Sale of automobiles (wholesale), electricity generation and issuance of e-way bills indicated that a moderate recovery was taking place in the domestic economy. Indicators relating to investment like cement and steel production saw some moderation in the pace of contraction to 6.9 percent and 33.8 percent, respectively in June as compared to the previous two months. Signs of recovery in June have again slumped after re-imposition of lockdowns in several states and cities he pointed out.
On growth outlook, the rural economy is expected to be robust while industrial and services activity may recover gradually. The recovery out of the current slowdown would depend on the containment of Covid pandemic and unlocking of economic activities. High frequency indicators suggest that private consumption which is the mainstay of aggregate demand remains subdued.
Certain crucial sectors such as tourism, hospitality and entertainment will take some time to recover. Consumer confidence is low; however, one year ahead expectations have improved and indicate some optimism. External demand is expected to remain frail. Manufacturing firms expect domestic demand to recover gradually from the second quarter next fiscal and to sustain through the first quarter of next fiscal. Low capacity utilisation amid subdued domestic and external demand is likely to delay early revival of investment demand. In view of the above, real GDP is likely to shrink in the first half of the year, and growth for the full year 2020-21 is estimated to be negative, he added.
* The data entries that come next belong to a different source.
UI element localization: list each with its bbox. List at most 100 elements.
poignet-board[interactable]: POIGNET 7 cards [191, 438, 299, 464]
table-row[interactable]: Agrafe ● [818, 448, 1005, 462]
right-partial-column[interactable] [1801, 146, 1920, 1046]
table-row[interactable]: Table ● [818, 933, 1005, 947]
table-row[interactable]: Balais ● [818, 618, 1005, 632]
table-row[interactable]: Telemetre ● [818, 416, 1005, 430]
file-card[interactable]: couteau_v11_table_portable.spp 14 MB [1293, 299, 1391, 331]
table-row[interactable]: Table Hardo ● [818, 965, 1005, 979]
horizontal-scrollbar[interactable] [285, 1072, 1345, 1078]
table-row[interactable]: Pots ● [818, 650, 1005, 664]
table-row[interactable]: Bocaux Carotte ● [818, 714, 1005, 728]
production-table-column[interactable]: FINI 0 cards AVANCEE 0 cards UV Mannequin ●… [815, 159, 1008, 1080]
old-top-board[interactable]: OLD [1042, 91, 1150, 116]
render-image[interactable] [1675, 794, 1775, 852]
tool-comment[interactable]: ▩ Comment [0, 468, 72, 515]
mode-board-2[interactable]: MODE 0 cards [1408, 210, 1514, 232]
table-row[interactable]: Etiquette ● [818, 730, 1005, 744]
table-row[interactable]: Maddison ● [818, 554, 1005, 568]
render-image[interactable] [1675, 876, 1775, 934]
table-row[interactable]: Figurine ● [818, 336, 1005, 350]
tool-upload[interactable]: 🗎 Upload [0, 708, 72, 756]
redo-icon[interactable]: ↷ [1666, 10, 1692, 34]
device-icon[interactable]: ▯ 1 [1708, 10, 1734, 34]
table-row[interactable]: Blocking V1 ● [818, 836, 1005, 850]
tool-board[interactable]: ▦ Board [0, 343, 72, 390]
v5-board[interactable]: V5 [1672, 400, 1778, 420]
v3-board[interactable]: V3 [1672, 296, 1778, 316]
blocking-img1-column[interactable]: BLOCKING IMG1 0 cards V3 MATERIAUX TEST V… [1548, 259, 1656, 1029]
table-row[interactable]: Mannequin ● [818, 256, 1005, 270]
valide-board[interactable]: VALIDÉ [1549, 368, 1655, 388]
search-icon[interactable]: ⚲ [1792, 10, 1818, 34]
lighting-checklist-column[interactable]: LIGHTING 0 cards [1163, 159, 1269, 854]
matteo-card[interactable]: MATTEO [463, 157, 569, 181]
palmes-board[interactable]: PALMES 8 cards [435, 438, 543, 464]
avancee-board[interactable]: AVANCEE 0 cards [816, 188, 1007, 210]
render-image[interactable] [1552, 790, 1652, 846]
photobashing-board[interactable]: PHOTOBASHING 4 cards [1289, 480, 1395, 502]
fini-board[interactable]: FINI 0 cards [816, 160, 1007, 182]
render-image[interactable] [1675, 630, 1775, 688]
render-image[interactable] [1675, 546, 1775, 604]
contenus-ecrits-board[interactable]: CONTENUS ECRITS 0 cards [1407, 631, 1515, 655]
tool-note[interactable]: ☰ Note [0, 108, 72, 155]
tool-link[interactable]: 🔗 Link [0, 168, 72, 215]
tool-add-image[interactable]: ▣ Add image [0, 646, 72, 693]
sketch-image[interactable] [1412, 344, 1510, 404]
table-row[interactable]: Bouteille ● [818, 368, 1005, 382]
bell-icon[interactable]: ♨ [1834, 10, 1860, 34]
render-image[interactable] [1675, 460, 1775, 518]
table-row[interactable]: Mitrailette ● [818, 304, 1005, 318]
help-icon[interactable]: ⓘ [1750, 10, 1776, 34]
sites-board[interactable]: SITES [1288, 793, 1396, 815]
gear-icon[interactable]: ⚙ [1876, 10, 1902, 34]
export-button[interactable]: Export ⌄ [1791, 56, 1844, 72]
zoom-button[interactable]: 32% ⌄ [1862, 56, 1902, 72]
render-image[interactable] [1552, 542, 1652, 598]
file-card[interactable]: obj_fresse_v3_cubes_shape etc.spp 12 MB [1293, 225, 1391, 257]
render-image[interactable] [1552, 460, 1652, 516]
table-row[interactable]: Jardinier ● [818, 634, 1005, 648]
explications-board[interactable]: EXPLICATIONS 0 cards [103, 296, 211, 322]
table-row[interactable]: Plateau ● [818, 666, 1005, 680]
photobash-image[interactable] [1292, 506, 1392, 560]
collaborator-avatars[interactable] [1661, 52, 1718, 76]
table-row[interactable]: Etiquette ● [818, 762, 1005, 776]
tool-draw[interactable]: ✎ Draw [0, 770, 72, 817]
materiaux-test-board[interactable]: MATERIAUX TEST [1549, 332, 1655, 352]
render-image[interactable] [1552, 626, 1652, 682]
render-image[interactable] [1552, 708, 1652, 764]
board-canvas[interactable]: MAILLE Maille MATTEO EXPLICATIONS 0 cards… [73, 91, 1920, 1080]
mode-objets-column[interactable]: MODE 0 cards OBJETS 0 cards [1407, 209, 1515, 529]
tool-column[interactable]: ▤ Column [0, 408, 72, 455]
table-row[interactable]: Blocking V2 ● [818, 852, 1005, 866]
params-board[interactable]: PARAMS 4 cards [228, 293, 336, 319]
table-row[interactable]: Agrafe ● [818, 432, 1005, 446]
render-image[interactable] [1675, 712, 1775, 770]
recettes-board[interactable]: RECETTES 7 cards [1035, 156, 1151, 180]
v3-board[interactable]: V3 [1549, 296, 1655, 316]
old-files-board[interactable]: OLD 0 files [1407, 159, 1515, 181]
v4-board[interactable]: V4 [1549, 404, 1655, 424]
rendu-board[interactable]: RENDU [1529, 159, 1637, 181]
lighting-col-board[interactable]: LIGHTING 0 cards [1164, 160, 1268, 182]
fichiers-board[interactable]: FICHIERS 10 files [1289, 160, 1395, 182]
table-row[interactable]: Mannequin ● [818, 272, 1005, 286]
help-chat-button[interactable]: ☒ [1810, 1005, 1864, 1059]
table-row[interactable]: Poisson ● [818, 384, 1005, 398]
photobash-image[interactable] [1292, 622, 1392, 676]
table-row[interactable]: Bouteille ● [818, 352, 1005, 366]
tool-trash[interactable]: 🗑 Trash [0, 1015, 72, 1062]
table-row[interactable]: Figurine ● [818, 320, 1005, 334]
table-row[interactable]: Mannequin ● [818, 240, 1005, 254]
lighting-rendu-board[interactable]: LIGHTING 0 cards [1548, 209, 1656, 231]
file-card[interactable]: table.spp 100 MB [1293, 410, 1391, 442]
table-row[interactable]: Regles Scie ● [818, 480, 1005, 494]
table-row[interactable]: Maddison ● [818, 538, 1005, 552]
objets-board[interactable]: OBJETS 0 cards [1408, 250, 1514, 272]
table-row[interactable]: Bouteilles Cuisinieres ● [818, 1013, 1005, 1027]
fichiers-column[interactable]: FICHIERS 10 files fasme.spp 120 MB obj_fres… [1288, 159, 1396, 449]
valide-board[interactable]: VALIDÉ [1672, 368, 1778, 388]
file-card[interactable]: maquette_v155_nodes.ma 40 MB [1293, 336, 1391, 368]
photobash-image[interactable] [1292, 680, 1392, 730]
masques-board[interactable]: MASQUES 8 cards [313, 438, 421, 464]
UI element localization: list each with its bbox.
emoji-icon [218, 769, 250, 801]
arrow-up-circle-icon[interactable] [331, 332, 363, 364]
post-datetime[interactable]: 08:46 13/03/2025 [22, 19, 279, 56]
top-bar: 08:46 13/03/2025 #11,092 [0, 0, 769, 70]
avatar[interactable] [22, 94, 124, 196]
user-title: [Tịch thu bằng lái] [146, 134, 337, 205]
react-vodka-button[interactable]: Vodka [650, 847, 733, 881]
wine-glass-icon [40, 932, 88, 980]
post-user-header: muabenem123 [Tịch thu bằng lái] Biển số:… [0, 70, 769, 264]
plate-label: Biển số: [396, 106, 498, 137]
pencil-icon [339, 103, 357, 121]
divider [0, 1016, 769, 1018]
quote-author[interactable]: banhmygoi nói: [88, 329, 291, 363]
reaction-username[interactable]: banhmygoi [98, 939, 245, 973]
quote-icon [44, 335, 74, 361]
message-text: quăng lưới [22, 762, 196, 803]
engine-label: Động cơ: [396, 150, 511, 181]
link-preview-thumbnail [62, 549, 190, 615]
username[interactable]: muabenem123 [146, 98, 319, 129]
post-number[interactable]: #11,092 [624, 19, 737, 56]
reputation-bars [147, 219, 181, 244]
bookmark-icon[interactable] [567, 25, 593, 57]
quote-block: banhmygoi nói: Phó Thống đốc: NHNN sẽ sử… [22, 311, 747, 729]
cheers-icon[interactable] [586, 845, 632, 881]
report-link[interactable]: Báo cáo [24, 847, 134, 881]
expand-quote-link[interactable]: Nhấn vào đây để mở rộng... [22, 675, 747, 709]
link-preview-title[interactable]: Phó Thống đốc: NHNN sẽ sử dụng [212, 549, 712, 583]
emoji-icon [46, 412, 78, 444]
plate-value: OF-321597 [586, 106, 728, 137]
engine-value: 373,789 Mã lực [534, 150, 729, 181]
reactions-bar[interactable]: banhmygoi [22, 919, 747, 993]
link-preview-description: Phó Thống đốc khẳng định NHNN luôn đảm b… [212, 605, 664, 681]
Although there is headroom for further monetary policy action, at this juncture it is important to keep our arsenal dry and use it judiciously. We should wait for some more time for the cumulative 250 basis points reduction in policy rate to seep into the financial system and further reduce interest rates and spreads.
As the economy continues to be in a fragile state, recovery in growth assumes primacy. It would be prudent at this stage to wait for a firmer assessment of the outlook for growth and inflation as the staggered opening of the economy progresses, supply bottlenecks ease and the price reporting pattern stabilizes, he added.